Every winter, Vazquez works out with all the Molina brothers in Puerto Rico. And Red Sox righthander Joe Kelly can see how it has paid off.
"He's Yadi," said Kelly, a former Cardinal. "That's his nickname. I call him that. He works with them every offseason and works with Jose, he works with Bengie, he works with all of them. His behind-the-plate skills are awesome. He's definitely a mini Yadi."
What reminds Kelly of Yadier Molina? "How they catch, how they set up," said Kelly. "I wouldn't say they think the same, but he's getting there as far as reading hitters and stuff. He definitely has some of the tendencies and he's just the right amount of cockiness and confidence behind the plate that's perfect for a catcher.
"He prides himself on defense and he almost tempts runners to go. He likes to back-pick like Yadi, get one knee, call a fastball inside, miss inside and back-pick. It's stuff that Yadi does all the time." (Ian Browne / MLB.com | February 26, 2015)
April 15, 2019: Christian, the catcher who turned into a second baseman for a day, had two words: Bring it. Due to a variety of injuries, illnesses and maintenance issues, the Red Sox thrust Vazquez into emergency duty and had him make his first start in the Majors at second base.
In the top of the first inning, Dwight Smith Jr. hit a grounder to second base. Vazquez thought about flipping it to his double-play partner and best friend on the team, shortstop Xander Bogaerts. Instead, he made a traditional throw. Bogaerts caught the feed and fired to first for the inning-ending 4-6-3 double play.
The crowd roared and Vazquez sprinted off the field with a glow on his face. It was the best moment for the Red Sox in an otherwise nondescript 8-1 loss to the Orioles. “It was fun. Something different,” Vazquez said. “I didn't want to mess Bogey up [with a flip]. I want to hit him in the chest. I was trying to go under but not a good idea."
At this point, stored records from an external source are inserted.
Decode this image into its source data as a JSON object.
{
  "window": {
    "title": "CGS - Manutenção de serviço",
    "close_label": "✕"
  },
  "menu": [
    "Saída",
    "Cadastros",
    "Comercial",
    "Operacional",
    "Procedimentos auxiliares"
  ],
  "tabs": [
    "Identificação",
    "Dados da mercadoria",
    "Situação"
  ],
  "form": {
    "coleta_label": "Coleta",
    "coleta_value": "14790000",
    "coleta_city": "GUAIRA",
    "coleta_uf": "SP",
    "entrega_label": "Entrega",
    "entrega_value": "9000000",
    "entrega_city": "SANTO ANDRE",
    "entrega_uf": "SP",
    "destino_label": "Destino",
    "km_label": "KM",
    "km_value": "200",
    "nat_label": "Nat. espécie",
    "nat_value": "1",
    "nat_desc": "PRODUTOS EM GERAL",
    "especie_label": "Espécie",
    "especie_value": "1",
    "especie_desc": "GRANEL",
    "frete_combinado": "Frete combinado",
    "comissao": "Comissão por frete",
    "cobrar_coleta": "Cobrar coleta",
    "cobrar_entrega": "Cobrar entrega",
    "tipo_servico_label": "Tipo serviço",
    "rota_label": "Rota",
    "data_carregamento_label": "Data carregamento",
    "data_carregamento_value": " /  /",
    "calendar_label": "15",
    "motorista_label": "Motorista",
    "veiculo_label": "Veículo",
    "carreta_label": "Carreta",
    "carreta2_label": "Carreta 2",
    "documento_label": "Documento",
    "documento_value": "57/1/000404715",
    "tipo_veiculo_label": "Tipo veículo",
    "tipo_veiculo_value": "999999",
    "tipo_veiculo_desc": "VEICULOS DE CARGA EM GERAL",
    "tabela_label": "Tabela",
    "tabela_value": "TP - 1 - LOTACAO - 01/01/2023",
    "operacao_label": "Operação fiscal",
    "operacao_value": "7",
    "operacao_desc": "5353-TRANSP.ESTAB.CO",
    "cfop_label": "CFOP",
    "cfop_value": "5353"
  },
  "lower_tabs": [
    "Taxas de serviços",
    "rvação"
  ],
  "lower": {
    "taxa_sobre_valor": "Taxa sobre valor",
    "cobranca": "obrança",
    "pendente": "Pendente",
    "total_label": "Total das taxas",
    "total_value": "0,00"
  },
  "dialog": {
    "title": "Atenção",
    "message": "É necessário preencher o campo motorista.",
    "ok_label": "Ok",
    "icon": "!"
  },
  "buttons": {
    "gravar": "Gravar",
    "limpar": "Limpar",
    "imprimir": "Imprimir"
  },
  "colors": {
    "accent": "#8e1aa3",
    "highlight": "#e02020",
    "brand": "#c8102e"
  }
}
In the second, Vazquez had another play to make. Renato Núñez belted an RBI hit to left-center and tried to stretch it to a double. But center fielder Mookie Betts came up throwing. Vazquez corralled it and his catching instincts took over as he dove across the bag and tagged out Nunez.
“He was smooth,” said Bogaerts. “Obviously, behind the dish he’s pretty smooth. I didn’t think we would have a problem with him there.”
“Solid. He did a great job,” Red Sox manager Alex Cora said of Vazquez. “He was in-tune with the game, a lot of communication. For a kid who hasn’t played second base at the big league level, you could see he was in it -- moving in the shift, including going to third, and having communication with the pitcher, communication with Xander, communication with the dugout, with the first baseman. He was outstanding.” (Browne - mlb.com - 4/15/19)
- Vazquez was voted Best Defensive Catcher in the AL in 2019 via Baseball Amerca's Best Tools survey of managers, coaches, scouts and executives.
- Christian is a below-average runner, but at least he is average for a catcher. And his instincts are well above-average.
March 25, 2015: Vazquez began the season on the D.L. with discomfort in his elbow.
April 1, 2015: Christian missed the entire season, as the Red Sox announced he would undergo Tommy John surgery on his right elbow.
Vazquez then dealt with two issues coming back from the procedure. Not only did he need to return to throwing, the concern of pitchers who had the surgery, but he also had to work on swinging a bat.
"I first got to swing a bat about a month before I could throw," Christian said. "The good thing was I spent time in the winter leagues as a DH, so I got extra work on that."
- July 8-Sept 1, 2018: Christain was on the DL with a right finger fracture.
- July 10, 2018: The Red Sox will be forced to endure an extended stretch without catcher Christian Vazquez, who will undergo surgery on his fractured right pinkie finger and is expected to miss six to eight weeks.